Legal bir dergi konumundaki Köklü Değişim’in konferans hazırlıkları konferansın yapılacağı 26.06.2011 tarihinden yaklaşık üç hafta önce başlamış ve on günden fazla bir zaman önce de www.kokludegisim.net ve benzeri iletişim kanalları üzerinden ilan edilmişti. Son hafta içerisinde ise el broşürleri, duvar afişleri ve özel davetiyeler bastırılıp dağıtılmıştı. Dergi mensuplarının bildirdiklerine göre, yine son hafta içerisinde Ankara Valiliği'ne bildirimde bulunmak suretiyle ilgili hususları içeren bir dilekçe ile başvurulmak istenmişti. Başvuru esnasında valilik memurları "bilgisayar sistemlerinin arızalı olduğu, Ankara Emniyeti’nin ilgili birimlerine dilekçenin elden verilebileceğini" ifade etmişlerdi. (Kendilerinin de zaten dilekçeyi Emniyet'e göndereceklerini de ekleyerek)

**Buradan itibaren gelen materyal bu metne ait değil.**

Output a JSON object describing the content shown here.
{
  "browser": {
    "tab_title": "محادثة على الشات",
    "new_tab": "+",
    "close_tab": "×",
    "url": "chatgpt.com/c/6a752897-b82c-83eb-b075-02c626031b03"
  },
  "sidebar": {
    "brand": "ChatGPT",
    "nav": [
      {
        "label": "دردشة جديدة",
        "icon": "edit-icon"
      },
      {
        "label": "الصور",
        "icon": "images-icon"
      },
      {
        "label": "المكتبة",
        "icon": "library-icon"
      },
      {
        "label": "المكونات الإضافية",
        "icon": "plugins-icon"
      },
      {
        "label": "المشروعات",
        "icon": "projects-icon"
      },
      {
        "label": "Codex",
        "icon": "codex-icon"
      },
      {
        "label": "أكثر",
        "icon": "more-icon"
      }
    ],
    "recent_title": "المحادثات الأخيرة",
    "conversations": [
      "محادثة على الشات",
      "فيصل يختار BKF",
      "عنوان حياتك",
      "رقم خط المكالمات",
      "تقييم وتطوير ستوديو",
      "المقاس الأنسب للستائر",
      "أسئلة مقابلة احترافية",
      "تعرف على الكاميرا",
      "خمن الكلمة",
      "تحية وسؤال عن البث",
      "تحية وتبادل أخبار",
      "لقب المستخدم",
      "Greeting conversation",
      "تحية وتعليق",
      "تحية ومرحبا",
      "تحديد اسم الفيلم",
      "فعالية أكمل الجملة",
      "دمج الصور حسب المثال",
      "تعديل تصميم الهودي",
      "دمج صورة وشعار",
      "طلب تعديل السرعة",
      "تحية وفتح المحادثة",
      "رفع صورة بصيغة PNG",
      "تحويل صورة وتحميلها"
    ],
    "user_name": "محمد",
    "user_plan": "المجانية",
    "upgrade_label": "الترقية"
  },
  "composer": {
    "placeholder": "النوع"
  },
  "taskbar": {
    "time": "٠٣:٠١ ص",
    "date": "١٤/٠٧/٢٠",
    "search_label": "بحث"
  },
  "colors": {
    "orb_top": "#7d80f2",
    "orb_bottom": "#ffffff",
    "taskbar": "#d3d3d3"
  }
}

Ankara Emniyeti'ne ulaşıldığında, ilgili emniyet amiri tarafından önce "Normalde konferans düzenlemek izin alınması gerekmediği yalnızca bilgilendirmede bulunulmasının yeterli olduğu" hususları dergi mensuplarına hatırlatılmasına ve onların da "Biliyoruz, zaten izin almak için değil, bilgilendirmede bulunmak için geldik" demelerine rağmen, bir oyalama furyasıdır başlıyor. Dilekçeyi veren Köklü Değişim dergisi yetkilisi Ahmet Sivren'in dergideki pozisyonunu belirtir bir evrak ve konferansın yapılacağı mekân (Anadolu Gösteri Merkezi) ile yapılmış kira kontratının eklenmesi halinde dilekçeyi kabul edebilecekleri ilgili amir tarafından isteniyor. Ertesi gün, dergi yetkilileri evraklarla birlikte, -bir önceki gün görüştükleri amir o esnada orada bulunmadığından- o birimdeki ilgili bir memura dilekçelerini teslim etmek istiyorlar. Önce kabul edilmek istenmiyor, zira bir başka mevzuata/ya da yasaya binaen konuşmacıların kimlik bilgilerinin gerektiğini söyleniyor. Fakat "Siz alın şu dilekçeyi biz bilgilendirmemizi yapalım; eksikleri bildirirsiniz sonra tamamlarız" dendikten sonra dilekçe kabul ettiriliyor. Aynı günün akşamı Emniyet’ten dergiyi telefonla arayıp "Siz, 2911 sayılı yasaya göre evrak hazırlayacaksınız; Yukarı(!) dan öyle isteniyor" denilerek yasanın içeriğini fakslıyorlar. Dergi mensupları bunları da yerine getirmelerine rağmen (2911 sayılı yasa gereklerini yedi kişilik tertip komitesi, bu kişilere ait ikametgâh, adlî sicil kaydı vs. evraklar) Ankara Valiliği'ne dilekçeyle beraber götürülmesine rağmen Valilik tarafından dilekçe kabul edilmiyor. Bahane olarak da artık dilekçelerin Emniyet'e verileceği söyleniyor. Nihayet dilekçeler emniyete ulaştırılıyor ve bir gün sonra aralarında dergi il temsilcileri, yazarları, okurları ve konferans komitesi üyelerinin de olduğu bazı kişilerin gözaltına alınmasına yönelik operasyonlar başlıyor. Konferans hakkındaki valilik kararı ise kendilerine Cuma akşamı saat 16:30 civarında yani mesai bitimine yarım saat kala tebliğ edilmek isteniyor. (Böylelikle konferansa ilişkin olarak öğrenecekleri menfî karara -araya hafta sonu girdiği için- o saatten sonra itiraz etmeleri de engellenmiş oluyor.)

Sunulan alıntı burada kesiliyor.